Portuguese town gets country’s first eruv

For the first time in more than half a millennium, an eruv has been constructed in Portugal for the small Jewish community that still lives in the historic town of Belmonte.

Although there are now around just 50 Jews remaining in the town as many others have made aliyah to Israel, Belmonte boasts a beautiful synagogue, a mikveh ritual bath and now a boundary demarcation used by practicing Jews to allow them to carry objects within public spaces on Shabbat.

The expulsion of Jews from Portugal in 1497, subsequent massacres of the Jews there and the Portuguese inquisition which began in 1536 brought Jewish life in the country to a catastrophic end, with tens of thousands of Jews fleeing the country.

But some Jews, despite being forcibly converted to Christianity, preserved their Jewish practices and traditions in secret throughout the intervening centuries.

From the end of the 15th century up until the beginning of the 21st century, hundreds of such conversos continued to live in Belmonte, marrying only within their own community of crypto-Jews.

Many had originally fled the earlier Spanish inquisition and expulsion of Jews in 1492 and took up residence in Belmonte in eastern Portugal close to the border with Spain.

Rabbi Avraham Franco, who began work as the rabbi of the Belmonte Jewish community in January, worked to gain approval for the eruv from the municipal authority and the town’s mayor, who decided to fund the boundary entirely out of the municipal coffers.

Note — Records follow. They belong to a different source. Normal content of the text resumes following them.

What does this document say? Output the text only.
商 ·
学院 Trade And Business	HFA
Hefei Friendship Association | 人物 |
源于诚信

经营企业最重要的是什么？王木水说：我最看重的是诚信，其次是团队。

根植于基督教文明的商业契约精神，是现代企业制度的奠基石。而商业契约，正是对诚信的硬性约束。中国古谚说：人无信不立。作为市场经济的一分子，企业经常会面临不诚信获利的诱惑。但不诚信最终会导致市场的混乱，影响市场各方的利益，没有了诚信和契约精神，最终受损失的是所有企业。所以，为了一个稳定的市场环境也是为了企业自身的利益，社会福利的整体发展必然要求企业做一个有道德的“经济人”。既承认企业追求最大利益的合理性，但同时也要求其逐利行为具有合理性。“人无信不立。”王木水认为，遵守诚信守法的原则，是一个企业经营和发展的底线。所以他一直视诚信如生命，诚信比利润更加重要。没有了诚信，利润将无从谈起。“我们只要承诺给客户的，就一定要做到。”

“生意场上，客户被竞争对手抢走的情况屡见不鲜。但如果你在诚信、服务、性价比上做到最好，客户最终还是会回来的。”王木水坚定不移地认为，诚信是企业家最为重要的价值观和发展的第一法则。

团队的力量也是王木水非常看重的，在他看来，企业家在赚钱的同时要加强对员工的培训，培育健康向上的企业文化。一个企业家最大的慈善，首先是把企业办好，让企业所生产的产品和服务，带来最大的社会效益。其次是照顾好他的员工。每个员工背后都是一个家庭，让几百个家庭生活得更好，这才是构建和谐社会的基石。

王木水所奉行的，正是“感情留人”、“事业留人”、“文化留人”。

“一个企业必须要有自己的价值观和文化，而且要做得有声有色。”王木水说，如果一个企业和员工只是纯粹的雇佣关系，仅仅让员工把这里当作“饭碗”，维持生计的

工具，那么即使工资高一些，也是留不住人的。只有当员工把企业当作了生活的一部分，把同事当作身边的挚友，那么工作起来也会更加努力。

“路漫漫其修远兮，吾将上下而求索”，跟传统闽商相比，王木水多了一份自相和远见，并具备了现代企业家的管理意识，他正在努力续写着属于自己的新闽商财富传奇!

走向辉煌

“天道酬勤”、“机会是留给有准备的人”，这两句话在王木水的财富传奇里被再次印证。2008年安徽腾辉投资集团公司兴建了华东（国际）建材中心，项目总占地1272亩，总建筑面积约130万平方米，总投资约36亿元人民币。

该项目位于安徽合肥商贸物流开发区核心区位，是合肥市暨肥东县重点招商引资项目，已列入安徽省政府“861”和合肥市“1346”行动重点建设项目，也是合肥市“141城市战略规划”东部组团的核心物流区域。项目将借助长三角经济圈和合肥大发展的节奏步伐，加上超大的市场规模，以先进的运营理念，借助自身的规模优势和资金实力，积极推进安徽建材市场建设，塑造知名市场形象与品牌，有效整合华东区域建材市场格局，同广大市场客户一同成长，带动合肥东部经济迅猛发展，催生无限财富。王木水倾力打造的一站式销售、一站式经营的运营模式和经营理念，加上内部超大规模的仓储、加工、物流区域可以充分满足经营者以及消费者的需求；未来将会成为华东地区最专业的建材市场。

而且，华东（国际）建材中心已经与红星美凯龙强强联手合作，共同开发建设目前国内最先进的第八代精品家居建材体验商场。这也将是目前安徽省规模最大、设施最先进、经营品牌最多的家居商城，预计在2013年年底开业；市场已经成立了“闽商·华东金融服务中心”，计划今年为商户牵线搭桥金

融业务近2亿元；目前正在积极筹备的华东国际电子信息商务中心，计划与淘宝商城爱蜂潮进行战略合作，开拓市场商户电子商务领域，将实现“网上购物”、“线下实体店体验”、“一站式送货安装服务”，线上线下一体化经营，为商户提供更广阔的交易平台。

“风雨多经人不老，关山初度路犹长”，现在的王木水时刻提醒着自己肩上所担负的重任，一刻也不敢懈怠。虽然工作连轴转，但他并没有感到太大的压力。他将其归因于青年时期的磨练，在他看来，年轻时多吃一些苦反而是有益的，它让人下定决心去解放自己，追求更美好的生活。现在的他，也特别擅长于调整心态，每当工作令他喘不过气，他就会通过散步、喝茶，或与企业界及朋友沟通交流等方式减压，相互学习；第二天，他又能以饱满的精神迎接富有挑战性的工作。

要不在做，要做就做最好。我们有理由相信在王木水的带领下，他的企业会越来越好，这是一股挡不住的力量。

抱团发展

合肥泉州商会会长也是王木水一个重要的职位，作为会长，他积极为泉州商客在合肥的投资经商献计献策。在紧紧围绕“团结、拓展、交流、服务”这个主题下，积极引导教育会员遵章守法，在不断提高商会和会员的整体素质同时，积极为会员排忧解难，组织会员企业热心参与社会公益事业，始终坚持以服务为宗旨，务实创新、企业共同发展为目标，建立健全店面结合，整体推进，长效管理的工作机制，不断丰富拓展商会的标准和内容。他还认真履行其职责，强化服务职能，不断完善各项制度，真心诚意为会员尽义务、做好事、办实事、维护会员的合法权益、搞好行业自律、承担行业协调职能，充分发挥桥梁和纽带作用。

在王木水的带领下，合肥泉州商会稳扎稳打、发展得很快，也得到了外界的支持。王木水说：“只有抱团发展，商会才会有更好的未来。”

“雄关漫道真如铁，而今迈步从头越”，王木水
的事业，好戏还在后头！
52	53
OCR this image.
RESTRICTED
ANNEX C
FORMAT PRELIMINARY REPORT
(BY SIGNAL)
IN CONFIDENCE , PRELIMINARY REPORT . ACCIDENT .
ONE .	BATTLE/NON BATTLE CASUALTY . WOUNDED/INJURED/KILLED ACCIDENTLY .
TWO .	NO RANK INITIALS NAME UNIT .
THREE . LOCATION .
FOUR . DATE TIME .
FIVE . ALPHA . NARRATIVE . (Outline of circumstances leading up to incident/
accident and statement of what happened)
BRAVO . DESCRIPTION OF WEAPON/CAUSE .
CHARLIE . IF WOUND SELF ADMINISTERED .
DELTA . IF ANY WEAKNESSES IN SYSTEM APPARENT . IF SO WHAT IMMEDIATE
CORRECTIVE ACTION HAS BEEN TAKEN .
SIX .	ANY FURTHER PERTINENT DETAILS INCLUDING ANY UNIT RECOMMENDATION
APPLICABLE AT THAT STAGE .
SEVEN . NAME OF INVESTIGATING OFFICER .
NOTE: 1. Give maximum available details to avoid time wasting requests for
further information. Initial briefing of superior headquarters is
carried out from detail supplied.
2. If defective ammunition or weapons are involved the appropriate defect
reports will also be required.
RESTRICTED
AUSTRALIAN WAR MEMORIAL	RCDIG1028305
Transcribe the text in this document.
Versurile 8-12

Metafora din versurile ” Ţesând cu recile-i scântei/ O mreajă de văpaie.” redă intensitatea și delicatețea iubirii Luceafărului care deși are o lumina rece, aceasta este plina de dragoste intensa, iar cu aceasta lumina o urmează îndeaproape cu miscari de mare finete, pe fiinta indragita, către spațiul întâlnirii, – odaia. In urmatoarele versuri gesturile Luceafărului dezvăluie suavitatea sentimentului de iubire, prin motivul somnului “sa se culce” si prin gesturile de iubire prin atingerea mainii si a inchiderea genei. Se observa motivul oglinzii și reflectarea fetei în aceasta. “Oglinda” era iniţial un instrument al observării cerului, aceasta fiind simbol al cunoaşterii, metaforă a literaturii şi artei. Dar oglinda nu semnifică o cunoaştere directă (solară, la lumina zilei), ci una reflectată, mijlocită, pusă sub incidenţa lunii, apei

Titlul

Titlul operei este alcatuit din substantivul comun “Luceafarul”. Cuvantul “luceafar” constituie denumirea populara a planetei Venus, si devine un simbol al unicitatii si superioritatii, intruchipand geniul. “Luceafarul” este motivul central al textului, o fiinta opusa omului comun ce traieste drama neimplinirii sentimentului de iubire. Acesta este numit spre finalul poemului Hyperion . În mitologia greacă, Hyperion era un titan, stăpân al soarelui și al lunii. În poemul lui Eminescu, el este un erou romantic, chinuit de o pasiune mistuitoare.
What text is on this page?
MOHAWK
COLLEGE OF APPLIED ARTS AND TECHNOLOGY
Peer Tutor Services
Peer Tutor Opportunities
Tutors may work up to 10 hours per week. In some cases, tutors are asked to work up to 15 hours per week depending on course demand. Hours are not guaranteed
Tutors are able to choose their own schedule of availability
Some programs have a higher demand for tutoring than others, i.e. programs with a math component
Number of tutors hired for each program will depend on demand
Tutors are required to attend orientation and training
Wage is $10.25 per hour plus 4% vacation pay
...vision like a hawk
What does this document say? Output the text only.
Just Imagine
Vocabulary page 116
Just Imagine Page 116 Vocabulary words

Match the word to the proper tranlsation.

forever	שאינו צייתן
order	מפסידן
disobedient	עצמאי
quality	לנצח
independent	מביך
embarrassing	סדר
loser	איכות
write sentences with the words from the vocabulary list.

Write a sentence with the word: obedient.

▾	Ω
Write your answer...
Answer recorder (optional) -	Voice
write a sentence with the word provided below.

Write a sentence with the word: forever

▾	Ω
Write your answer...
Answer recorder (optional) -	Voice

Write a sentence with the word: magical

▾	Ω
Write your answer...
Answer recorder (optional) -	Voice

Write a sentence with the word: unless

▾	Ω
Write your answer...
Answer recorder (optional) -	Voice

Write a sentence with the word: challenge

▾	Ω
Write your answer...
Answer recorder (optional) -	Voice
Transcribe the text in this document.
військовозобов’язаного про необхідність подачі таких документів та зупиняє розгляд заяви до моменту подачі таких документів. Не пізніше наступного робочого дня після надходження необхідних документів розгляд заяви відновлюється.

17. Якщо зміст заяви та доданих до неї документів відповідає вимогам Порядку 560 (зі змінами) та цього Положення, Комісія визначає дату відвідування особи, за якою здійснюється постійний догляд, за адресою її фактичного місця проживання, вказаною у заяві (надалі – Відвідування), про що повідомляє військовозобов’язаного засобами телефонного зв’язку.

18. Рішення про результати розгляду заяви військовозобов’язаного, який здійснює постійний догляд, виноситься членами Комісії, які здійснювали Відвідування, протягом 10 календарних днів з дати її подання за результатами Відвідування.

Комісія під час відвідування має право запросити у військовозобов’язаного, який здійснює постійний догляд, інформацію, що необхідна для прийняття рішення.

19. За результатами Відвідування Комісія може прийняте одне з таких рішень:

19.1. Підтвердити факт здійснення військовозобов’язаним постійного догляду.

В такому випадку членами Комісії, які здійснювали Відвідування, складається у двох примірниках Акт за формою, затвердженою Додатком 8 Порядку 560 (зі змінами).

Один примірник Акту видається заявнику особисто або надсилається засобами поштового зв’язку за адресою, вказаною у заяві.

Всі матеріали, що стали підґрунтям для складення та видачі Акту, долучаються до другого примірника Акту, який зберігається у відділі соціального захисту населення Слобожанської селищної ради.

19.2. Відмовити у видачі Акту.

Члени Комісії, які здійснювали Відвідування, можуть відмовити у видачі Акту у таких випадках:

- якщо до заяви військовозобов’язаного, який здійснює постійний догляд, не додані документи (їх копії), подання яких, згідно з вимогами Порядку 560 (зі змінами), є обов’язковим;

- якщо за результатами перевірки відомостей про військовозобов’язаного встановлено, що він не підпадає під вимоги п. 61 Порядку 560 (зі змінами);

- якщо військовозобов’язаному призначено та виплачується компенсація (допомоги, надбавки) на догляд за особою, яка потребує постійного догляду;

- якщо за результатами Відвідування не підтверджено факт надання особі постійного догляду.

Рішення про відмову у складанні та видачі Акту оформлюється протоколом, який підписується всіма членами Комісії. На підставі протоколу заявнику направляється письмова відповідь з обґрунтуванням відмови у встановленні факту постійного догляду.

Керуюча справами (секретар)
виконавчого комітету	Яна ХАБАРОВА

“We have succeeded in adding an important Jewish component to the life of the Jewish community of Belmonte,” said Franco, an emissary of the Ohr Torah Stone network. “For the Jews who live here, this is the closing of a full circle. For hundreds of years they had practiced their Judaism in secret, and now they have merited to deepen their connection with their Jewish heritage and the Torah.”